The prospects for such an alliance have become brighter this week after VW CEO Herbert Diess, Daimler AG CEO Dieter Zetsche and BMW’s chief financial officer met with President Trump and US trade officials at the White House, nominally to talk about all the ways in which the German automakers are investing more in American facilities and jobs. Not far underneath the surface, of course, was whether such niceties would help the Germans avoid Trump’s threat to slap 25 percent tariffs on automotive imports.

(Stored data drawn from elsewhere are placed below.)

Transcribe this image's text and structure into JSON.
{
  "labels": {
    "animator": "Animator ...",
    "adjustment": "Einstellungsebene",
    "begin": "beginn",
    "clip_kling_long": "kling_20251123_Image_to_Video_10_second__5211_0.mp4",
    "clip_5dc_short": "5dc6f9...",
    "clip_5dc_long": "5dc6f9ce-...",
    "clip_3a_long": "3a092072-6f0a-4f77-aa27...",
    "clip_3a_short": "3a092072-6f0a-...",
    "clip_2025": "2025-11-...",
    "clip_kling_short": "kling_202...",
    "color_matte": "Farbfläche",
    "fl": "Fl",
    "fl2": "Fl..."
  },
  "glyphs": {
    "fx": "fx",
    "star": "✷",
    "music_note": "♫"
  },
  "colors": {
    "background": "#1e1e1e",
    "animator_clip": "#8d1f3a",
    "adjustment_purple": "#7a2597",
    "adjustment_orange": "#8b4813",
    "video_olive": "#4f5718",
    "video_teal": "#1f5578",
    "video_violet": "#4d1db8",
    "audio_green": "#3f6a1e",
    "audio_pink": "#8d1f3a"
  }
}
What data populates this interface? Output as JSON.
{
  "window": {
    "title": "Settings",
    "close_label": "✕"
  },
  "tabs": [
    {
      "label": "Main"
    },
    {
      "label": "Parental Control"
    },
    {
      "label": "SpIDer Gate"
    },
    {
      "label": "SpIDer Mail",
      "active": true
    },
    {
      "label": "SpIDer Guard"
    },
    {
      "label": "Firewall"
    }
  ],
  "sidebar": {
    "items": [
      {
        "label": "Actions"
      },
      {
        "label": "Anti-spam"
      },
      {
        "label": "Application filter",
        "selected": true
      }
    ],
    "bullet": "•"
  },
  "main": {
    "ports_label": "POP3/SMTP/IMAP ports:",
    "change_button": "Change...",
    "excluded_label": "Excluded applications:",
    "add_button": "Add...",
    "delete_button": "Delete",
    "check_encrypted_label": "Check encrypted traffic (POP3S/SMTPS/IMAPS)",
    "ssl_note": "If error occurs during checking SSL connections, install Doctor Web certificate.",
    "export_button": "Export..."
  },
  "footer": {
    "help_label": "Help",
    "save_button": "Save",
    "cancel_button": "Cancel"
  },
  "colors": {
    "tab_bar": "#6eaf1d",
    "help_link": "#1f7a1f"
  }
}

Meanwhile, Hackett was having to bat away reporters’ questions about whether Morgan Stanley analyst Adam Jonas was in the ballpark with his prediction this week that Ford would have to eliminate potentially tens of thousands of jobs. The question is ripe, of course, partly because Hackett, in July, signaled that he would be overseeing major cost cuts sometime soon, and partly because General Motors CEO Mary Barra dropped her hammer last week by announcing the company’s major transformation plan that includes shuttering five North American factories and eliminating more than 10,000 jobs, in addition to a recent buyout of salaried personnel.
So far, Ford and VW have said only that they are thinking about designing and making vans and commercial vehicles together. But analysts quickly suggested that they could also work together on Ford’s struggles in the European market, where it is unprofitable, and Volkswagen’s problems in the US, where it has acquired little traction since making a new corporate commitment to the American market about a decade ago that included opening a new plant in Tennessee in 2011.
If the two companies get more serious, Hackett might be able to avoid part of the need to trim Ford’s US employment rolls by a number that some outsiders have said could reach as many as 25,000 jobs. Ford and VW could provide an innovative solution to the problem of overall industry overcapacity. And Volkswagen could access a low-cost, low-risk way to expand effective US capacity without having to build a facility adjacent to or in addition to its Tennessee plant.
And there’s this: After the meeting with Trump, Diess told journalists he’d like to see VW become a 5 percent share player in the US, up from its current 1.9 percent market share. VW hasn’t been able to climb much from that level even seven years after opening its plant in Chattanooga, Tenn., and even after introducing new SUV models to tap into the current American craze over utility vehicles.
Also meanwhile, Volkswagen has said that it is working on the last generation of its gasoline- and diesel-powered cars, which would be rolled out beginning in 2026. Even against the backdrop of its loss of brand goodwill and tens of billions of dollars in fines for the diesel-emissions scandal, and struggles to sell its sedans in the US market, Volkswagen has pivoted decisively toward a future lineup based on electric cars. Ford has said it is accelerating its commitment to EVs as well.
“Our colleagues are working on the last platform for vehicles that aren’t CO2-neutral,” Michael Jost, strategy chief for the VW brand, said at an industry conference in Germany, as reported by Bloomberg. “We’re gradually fading out combustion engines to the absolute minimum.”
Ford and VW said they would talk more in January. The world will be watching.